I have a lot of dried up Testors paint. Does anyone know what kind of oils they used in their paints? I bet a lot of us could bring our old dried out testers back to life with that knowledge.
Paint is a pigment, a binder, a solvent (a carrier/suspending liquid - not sure much is dissolved in this gemisch). When the solvent evaporates, the binder polymerizes (undergoes a chemical reaction) (becomes a much much larger molecule that will not dissolve in much of anything and would be useless even if you could dissolve it).
Enamel paint - oil based paint - the solvent is organic - mineral spirits, terp, naphtha, lacquer thinner, etc. - the binder is linseed oil or a similar plant based polymerizing oil with a catalyst to speed the polymerization reaction (dry), When dry it is either a coat on something or a forever coat at the bottom of a jar.
Now, if you had started with a dry powder pigment and suspended it in shellac and that had dried in its jar, an alcohol - ethanol, methanol, isopropanol would make it usable again. But even in this situation I would start over with fresh pigment and fresh shellac.

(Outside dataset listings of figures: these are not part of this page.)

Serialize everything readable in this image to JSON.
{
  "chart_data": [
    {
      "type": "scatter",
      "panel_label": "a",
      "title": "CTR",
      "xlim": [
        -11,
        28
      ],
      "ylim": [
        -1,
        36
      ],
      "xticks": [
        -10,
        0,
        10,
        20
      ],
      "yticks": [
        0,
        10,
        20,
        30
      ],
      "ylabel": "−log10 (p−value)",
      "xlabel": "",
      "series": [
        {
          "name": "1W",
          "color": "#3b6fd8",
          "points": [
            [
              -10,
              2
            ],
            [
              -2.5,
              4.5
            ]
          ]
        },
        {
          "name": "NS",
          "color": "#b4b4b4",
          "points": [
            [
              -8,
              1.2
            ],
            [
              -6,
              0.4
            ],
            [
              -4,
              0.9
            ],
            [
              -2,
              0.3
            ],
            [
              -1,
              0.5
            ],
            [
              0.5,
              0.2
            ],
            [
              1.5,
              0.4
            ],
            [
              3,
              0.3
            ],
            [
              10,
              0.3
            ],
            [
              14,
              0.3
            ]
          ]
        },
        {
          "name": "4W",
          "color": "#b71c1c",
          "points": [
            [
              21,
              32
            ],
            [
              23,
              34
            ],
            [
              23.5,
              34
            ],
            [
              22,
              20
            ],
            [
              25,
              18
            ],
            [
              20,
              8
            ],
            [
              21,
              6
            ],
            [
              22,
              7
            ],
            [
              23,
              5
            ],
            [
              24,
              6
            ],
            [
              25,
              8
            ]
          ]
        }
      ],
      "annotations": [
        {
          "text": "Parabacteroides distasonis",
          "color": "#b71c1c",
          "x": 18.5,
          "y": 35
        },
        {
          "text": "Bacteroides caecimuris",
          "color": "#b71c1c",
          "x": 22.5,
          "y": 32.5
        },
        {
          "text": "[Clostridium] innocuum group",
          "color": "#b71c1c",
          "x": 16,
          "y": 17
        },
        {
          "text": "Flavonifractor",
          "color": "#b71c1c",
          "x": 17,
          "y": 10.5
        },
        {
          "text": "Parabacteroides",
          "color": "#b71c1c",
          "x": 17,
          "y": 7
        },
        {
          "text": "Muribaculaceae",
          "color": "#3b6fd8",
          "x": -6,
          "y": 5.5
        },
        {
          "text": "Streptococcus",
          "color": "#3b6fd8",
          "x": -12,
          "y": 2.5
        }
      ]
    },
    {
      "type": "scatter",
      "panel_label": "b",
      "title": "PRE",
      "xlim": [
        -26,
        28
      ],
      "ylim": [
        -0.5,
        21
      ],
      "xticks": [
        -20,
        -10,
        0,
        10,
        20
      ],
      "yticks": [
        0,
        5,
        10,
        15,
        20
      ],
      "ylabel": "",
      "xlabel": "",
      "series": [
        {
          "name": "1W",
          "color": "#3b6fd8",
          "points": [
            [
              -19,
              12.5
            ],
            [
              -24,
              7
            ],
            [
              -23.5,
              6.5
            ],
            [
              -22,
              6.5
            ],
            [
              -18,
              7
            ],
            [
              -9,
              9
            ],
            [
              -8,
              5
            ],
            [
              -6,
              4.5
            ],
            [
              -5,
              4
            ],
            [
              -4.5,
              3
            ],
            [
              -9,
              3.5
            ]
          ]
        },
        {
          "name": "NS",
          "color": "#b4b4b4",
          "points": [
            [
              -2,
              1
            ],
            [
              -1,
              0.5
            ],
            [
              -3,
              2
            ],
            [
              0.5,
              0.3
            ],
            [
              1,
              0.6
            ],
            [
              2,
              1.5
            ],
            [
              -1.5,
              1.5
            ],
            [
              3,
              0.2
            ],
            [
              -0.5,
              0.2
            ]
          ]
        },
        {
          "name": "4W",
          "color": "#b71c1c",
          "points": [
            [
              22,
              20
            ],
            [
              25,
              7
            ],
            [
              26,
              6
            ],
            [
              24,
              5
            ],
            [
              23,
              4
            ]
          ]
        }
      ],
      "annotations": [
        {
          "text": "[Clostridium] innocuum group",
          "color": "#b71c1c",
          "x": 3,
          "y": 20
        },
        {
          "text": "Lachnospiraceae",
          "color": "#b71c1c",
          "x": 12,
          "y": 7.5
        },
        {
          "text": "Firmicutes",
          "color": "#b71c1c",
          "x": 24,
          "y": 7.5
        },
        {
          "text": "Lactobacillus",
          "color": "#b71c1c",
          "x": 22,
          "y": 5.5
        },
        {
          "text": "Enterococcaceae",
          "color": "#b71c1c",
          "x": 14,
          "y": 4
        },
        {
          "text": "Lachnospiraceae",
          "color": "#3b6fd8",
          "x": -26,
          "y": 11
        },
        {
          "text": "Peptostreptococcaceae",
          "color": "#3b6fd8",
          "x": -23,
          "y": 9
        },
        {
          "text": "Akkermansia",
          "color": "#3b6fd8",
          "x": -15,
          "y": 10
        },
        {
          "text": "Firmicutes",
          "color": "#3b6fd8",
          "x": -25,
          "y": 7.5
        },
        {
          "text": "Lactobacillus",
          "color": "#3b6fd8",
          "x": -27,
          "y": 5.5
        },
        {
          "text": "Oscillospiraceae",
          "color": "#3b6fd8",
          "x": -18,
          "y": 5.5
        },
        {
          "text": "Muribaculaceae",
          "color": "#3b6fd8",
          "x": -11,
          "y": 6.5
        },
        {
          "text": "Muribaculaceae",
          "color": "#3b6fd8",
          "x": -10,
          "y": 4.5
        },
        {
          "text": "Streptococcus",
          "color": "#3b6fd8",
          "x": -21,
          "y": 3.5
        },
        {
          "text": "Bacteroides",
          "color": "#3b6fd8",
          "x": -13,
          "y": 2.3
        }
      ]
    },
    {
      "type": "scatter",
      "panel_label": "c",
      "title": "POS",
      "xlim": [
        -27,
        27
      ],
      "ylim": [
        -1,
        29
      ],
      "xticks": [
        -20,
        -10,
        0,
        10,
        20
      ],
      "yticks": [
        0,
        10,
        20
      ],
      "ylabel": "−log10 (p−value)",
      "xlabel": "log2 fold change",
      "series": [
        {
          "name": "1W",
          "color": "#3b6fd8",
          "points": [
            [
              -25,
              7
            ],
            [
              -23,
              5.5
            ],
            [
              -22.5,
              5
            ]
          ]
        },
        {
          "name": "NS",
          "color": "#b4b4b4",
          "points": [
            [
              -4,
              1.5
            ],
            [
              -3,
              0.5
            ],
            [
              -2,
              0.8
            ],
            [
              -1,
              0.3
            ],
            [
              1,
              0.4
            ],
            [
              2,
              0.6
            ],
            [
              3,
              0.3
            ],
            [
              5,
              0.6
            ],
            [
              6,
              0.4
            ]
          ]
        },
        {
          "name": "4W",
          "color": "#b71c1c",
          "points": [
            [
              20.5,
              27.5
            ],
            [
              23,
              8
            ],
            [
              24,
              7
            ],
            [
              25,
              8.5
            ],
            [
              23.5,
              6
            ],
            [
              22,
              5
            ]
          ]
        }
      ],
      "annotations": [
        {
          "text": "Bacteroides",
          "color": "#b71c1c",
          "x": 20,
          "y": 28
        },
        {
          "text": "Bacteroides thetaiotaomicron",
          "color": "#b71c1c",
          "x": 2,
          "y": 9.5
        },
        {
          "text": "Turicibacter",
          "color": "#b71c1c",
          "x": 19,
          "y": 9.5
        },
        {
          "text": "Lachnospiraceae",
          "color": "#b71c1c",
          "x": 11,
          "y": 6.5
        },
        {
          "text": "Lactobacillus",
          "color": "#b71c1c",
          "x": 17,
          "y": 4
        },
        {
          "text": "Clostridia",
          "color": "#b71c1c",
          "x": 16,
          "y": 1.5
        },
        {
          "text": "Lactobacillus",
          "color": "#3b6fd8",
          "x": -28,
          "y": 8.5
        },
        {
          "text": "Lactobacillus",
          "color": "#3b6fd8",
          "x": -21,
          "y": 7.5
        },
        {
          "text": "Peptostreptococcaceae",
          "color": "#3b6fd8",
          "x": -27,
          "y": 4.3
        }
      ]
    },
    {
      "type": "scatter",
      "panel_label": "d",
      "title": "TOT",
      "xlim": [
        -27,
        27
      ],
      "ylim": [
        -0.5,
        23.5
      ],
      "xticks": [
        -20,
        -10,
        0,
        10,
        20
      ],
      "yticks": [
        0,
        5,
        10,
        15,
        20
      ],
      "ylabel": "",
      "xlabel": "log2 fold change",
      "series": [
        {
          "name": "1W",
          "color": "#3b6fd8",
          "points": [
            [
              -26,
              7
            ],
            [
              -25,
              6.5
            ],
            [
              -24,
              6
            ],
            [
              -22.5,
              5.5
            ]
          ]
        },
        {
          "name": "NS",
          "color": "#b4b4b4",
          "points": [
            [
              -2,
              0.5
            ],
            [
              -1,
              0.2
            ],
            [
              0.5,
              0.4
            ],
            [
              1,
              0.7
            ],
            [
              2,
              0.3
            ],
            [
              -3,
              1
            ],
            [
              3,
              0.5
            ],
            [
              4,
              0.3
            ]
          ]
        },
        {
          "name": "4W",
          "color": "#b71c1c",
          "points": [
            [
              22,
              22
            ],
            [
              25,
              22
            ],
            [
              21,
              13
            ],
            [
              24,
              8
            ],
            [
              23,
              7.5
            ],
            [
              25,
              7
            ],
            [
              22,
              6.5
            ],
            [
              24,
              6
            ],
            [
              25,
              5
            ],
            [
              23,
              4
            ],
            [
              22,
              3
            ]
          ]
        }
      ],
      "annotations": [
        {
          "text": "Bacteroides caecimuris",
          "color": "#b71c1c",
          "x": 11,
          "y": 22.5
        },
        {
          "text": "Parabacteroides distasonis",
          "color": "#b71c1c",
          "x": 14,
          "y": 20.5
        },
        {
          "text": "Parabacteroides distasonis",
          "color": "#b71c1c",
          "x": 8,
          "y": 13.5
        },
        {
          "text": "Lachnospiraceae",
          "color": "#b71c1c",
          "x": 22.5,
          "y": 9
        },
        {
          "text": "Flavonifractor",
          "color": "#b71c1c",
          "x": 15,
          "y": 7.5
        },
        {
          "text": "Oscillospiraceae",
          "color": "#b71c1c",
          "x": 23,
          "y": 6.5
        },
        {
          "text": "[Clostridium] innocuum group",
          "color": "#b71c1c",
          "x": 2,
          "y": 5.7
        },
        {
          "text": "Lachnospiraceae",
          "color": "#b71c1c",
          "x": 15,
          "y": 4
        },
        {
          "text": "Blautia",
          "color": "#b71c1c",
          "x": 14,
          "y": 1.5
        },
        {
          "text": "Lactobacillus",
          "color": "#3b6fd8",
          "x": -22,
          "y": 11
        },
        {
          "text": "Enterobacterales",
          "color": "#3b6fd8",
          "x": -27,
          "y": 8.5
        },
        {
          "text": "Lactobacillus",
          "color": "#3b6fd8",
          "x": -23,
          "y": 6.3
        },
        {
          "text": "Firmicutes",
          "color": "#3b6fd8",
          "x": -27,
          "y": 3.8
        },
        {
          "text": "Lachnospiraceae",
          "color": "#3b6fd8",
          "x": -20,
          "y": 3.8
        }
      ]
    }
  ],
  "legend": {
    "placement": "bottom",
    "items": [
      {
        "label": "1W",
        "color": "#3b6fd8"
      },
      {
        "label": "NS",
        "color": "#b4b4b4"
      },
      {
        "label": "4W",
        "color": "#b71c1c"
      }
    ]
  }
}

If you start with tubed artists oils and suspend that in shellac to make your own shellac paint (can't find a reason to do this) it will not redissolve if it dries in its jar. Tubed oil paint includes a binder - usually linseed oil with a bit of cobalt catalyst - but not much solvent. If you add your own organic solvent to whatever brushing or spraying consistency you desire, you have made your own Testors for much less money. If the tube is kept tightly sealed and you only mix up only as much as needed for a particular job and toss or better paint it on a piece of scrap - your version of home made Testors (the tube of paint) will probably have a longer shelf life than you will. Instead of storing mixed paint, you store a 3x5 card with the exact formula.